With threats from both sides to take to streets, the leaders sat for the round table talks at parliament house in downtown Beirut amid tight security, a day after a bomb blew up near a police barracks in the Lebanese capital.

The talks were attended by all Lebanese leaders, except Hezbollah chief Hassan Nasrallah who sent representatives for security reasons.

The talks follow a warning from French Defence Minister Michele Alliot-Marie on Saturday of the risks of renewed violence on the Lebanon-Israel border after the Jewish state’s devastating summer offensive in Lebanon and its war with Hezbollah.

Hezbollah chief Hassan Nasrallah has threatened to resort to street protests if the talks fail to help produce a government of national unity within a week from Monday.

In response, anti-Syrian Christian leader Samir Geagea warned that his camp was ready to stage counter-demonstrations.

The Shiite group Hezbollah has been seeking to cash in on its “divine victory” — for its guerrillas’ fierce resistance to the month-long Israeli offensive — by pressing for a government of national unity.

Hezbollah, which has two representatives in the 24-member government, is attempting to win greater national political power by inviting more of its allies into the cabinet to secure a “blocking minority.”

The anti-Syrian parliamentary majority has rejected the demand for a unity government before achieving a pledge for the ouster of Damascus protege President Emile Lahoud.

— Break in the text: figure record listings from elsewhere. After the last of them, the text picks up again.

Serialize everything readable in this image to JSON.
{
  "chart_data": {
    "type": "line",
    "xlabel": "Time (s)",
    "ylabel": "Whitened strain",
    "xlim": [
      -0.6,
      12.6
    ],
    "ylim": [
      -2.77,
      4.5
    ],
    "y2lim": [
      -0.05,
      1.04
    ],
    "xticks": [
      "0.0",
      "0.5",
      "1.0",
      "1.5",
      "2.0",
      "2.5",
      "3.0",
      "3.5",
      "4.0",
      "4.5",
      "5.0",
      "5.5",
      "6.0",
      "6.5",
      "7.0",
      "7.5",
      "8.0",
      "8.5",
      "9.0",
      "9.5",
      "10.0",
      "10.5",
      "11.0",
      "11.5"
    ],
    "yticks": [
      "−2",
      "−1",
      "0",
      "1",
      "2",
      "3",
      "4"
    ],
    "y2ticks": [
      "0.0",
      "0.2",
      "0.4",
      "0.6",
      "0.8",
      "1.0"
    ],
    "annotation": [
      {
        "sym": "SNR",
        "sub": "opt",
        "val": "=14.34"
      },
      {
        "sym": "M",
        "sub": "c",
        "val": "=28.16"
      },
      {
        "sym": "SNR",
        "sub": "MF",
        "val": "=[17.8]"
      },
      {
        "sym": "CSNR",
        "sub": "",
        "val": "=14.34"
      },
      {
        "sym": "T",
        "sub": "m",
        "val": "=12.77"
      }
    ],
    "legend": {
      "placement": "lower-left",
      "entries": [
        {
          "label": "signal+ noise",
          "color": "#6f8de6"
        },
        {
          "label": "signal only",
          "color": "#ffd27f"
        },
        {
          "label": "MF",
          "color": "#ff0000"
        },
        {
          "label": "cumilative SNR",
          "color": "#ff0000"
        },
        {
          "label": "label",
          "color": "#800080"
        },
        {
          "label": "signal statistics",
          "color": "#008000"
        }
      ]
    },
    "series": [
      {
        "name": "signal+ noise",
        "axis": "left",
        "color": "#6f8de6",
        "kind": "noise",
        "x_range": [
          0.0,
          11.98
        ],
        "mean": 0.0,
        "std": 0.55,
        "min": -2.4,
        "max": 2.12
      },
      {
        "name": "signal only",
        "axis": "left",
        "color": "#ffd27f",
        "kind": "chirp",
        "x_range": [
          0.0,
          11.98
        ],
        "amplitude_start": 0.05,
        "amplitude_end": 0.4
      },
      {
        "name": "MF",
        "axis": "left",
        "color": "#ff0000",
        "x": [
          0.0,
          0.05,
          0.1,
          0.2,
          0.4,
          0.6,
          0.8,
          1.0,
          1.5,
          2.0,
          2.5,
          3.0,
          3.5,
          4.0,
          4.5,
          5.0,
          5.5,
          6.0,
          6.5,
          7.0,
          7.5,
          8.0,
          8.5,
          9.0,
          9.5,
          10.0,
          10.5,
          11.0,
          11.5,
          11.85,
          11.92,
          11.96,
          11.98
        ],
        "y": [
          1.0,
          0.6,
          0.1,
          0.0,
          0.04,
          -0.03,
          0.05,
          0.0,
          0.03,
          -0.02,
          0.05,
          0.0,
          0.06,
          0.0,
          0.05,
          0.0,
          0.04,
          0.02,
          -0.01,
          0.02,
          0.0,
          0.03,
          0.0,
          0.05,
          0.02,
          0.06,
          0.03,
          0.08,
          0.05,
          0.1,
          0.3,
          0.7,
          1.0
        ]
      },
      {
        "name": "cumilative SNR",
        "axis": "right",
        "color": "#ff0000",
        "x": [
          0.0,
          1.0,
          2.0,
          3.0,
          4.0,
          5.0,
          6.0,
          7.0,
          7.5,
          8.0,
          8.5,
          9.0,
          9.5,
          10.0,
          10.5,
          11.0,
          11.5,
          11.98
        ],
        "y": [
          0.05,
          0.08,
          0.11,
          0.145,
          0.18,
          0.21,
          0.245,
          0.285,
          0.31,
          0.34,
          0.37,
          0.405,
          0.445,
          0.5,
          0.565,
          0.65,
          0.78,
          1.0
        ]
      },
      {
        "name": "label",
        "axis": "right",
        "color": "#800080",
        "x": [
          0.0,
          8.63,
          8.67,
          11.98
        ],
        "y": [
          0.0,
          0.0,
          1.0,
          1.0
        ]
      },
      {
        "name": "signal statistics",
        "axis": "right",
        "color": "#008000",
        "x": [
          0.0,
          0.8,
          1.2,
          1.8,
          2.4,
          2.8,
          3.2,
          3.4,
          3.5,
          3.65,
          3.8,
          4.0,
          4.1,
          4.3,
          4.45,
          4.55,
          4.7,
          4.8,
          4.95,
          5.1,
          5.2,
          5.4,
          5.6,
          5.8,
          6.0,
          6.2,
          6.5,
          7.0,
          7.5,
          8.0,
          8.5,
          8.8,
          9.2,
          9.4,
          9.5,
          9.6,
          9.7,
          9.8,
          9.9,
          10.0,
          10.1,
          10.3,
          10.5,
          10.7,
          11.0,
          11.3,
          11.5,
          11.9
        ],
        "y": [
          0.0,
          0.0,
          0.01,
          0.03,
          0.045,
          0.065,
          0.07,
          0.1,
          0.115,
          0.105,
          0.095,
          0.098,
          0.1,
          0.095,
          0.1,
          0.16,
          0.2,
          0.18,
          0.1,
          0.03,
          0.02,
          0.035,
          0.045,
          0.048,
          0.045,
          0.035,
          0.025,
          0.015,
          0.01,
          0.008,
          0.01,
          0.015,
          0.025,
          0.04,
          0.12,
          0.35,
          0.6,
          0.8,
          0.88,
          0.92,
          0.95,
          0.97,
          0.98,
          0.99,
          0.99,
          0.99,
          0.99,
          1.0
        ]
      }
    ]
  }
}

Lahoud’s term was extended for three years in a Syrian-inspired controversial constitutional amendment in September 2004.

The presidential election in the fall of 2007 and the creation of a special tribunal for the trial of suspects in the 2005 murder of anti-Syrian former premier Rafiq Hariri are at the heart of Lebanon’s domestic disputes.

Syrian officials and their Lebanese allies have stood accused of Hariri’s assassination in a Beirut bombing which forced Damascus to end nearly three decades of military domination of Lebanon in April 2005.